We were intentional about finding a couple kids that I worked with when we lived in Romania;
twins, a boy and a girl. 
It took a bit of doing, but we tracked them down to the outskirts of town.
We followed a potted, dirt road,
lined with dusty shacks posing as homes.
Not sure which was theirs,
we stopped to ask a man,
without legs,
if he knew them.
He said to keep going.
But we didn't have to go far,
before three kids emerged,
and they called to their sister,
the twin sister,
my favorite.

She'd been across the street visiting an aunt.
Dressed in a flowing red Roma skirt,
she looked the young gypsy* woman,
readying for marriage.
Even at 12.
She kept hugging me and saying: I missed you! 
They were dirty
her hair was matted,
and the twins littlest brother and sister were so tiny; we are guessing malnutrition.

She asked the Planter Guy:
how did you find us?
He said: we went to every house in the city and asked: where is Mihaela?
We all laughed...knowing this silly.

They'd never seen our kids,
I was pregnant with Sophie-girl when we left.
Sophie was sleeping in the car,
and so they walked over to see her
(although I think they were more interested in the car than in her).
And the strong line of difference between them and her crept up my bumpy spine,
just as we'd driven up the potted road to their home.

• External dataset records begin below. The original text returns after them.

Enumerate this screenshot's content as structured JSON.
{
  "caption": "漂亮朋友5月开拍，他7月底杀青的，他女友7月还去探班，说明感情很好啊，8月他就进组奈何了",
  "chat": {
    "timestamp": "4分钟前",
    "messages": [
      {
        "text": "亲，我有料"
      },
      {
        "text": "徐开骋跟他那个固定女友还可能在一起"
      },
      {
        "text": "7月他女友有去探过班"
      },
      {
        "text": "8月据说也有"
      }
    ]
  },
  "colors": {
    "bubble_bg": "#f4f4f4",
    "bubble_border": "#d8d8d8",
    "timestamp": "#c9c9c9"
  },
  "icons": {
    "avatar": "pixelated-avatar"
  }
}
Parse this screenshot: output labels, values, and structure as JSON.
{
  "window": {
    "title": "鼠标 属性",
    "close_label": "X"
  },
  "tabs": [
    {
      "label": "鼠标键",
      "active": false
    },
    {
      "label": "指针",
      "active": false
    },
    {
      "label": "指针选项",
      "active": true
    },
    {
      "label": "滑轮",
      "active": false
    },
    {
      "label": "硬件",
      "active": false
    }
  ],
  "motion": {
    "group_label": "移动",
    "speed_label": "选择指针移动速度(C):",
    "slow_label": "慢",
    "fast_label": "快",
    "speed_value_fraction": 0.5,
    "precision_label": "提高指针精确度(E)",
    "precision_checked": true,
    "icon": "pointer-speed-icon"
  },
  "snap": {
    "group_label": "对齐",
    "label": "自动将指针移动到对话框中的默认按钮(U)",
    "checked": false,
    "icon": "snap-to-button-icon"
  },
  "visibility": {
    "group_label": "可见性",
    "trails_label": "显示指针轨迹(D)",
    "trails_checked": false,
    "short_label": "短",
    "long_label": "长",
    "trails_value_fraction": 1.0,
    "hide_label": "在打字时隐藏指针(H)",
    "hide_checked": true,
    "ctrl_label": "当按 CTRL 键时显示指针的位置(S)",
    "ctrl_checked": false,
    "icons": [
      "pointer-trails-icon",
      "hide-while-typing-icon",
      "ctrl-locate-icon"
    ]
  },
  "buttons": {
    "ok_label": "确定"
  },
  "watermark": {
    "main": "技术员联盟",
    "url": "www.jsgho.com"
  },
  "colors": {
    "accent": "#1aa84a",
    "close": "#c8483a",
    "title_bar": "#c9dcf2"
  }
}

My girl's life would never be like theirs.
At two, she was already as big as the four year old.
Blonde and light skinned, 
our girl would never bear the weight of the Roma.

We hugged one last time,
and bumped away.
And tears made their way
down my smooth white face,
away from my own blue eyes.

Later the Planter Guy and I talked about what these Roma kids mean to us.
How they are a sort of memorial of why we are choosing to be on staff with WMF again. 
They are like those stones the Israelites would use to build altars that would serve as reminders of what God had done for them. 
And hopefully these kids will be that reminder also for our children.
And for me.

But we also hope that we will be a memorial for them. 
That somehow they would think of us and know that God is good.
Not because we are rich monetarily (at least by their standards), but because just as we sought to find them and see them and love on them, so does our God.

He's knocking on doors.
He's traveling down dusty bumpy roads.
He's asking.
He's ignoring dirt and color and matted hair.
He's stretching out His arms
in those places that are hard to be;
Portland or the back roads of Romania or the potted road to your house,
He's looking for the ones He loves.
He wants to give us a home,
He's making a place for us.
Even here,
the Kingdom of God.

Linking up with Imperfect Prose today.

*I use the word 'gypsy' here in order to paint a picture of how most the world imagines the Roma. However, the word 'gypsy' is not a flattering when in most of the world. In order to be more honoring of this people group, I almost always refer to them as Roma.